Junto con el esclarecimiento del asesinato del joven Julio Soto, debe ser investigada y desmantelada la presunta mafia, cuyo epicentro estaría en la Universidad del Zulia e involucraría a un grupo grande estudiantes. Las autoridades rectorales y los docentes de LUZ, lo digo con todo respeto y toda la gravedad del caso, no pueden callar. Por el contrario, están obligados a nombrar una comisión especial de alto rango moral, para investigar todo ese supuesto entramado delictivo.

Estos golpes no hacen más que reafirmar la convicción de que nuestro país está demasiado mal, semi-podrido, enervado, casi indefenso. Cada día que pasa, veo las caras de los sucios responsables de este drama nacional con verdadera indignación. En esto no hay ni puede haber fronteras político-partidistas ni ganancias parciales, mezquinas.

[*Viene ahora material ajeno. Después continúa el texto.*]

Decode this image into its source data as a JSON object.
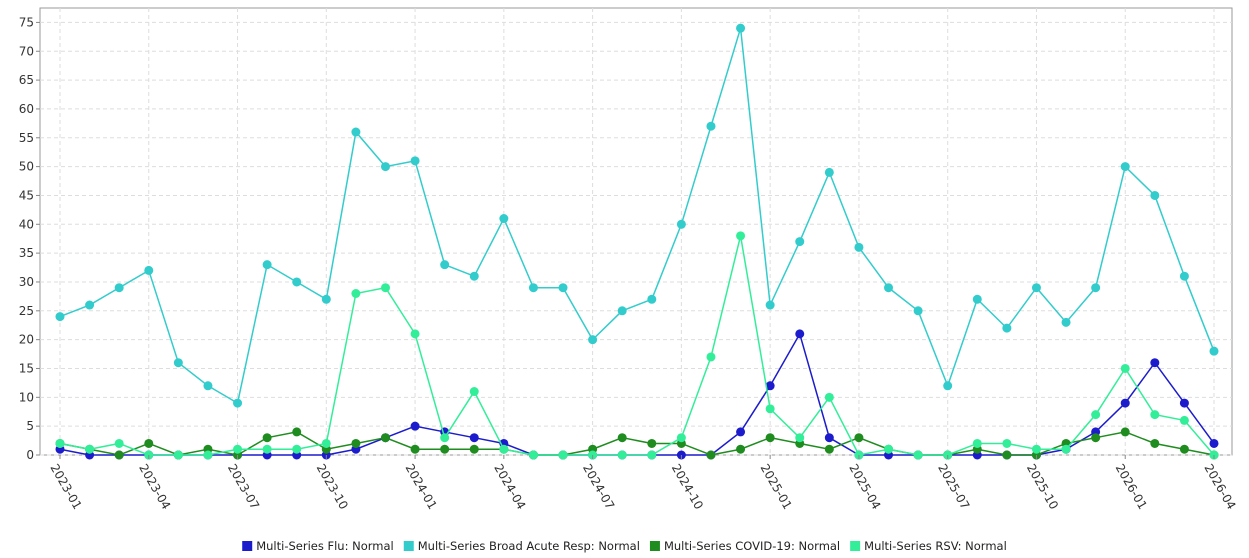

El mejor homenaje que podemos rendir a la juventud venezolana, víctima de la inmoralidad y la delincuencia desatadas en Venezuela, es comenzar la lucha por el rescate moral de la República.

EL CONFESIONARIO

* LAS AUTORIDADES del Banco Industrial de Venezuela deben investigar qué pasa en la división de créditos, pues estarían ocurriendo presuntos casos de obstrucción administrativa para “martillar” a los clientes.

** MUY GRATA la sesión que tuve el viernes pasado con estudiantes de comunicación social de la Universidad Fermín Toro (Núcleo Portuguesa). Gracias a una invitación de la coordinación académica, expuse sobre “Los retos del periodista ante las barreras visibles e invisibles del poder”. Percibí mucho interés y buen grado de participación. Les deseo mucho éxito en el proceso de formación y en su futuro ejercicio profesional.

*** COMPARTO CON USTEDES tres párrafos de los expuesto en la UFT , en Araure: “Siempre tendremos en torno a nosotros, lo que podríamos llamar círculos concéntrico de los factores de poder, entendidos éstos como los grupos capaces de articular redes de fuerza para ejercer influencia determinante y dominar espacios o tendencias en la sociedad. Tradicionalmente son aceptados como tales los partidos políticos, la administración pública, las iglesias, las fuerzas armadas y las policías, los sectores económicos, sindicales y profesionales, grupos sociales y étnicos, los medios de comunicación social, las universidades y los especialistas generadores de conocimiento (ciencia y tecnología), etc. Permítanme agregar los “factores de poder” asociados a la delincuencia: las mafias de la corrupción administrativa, el narcotráfico, robo de vehículos, secuestros y extorsión, la corrupción policial y militar, etc. El ejercicio profesional del periodismo y la dinámica misma de la comunicación social están sometidos a la acción de los factores de poder legales e ilegales, cada vez más entremezclados hoy, en la sociedad venezolana y a nivel internacional.”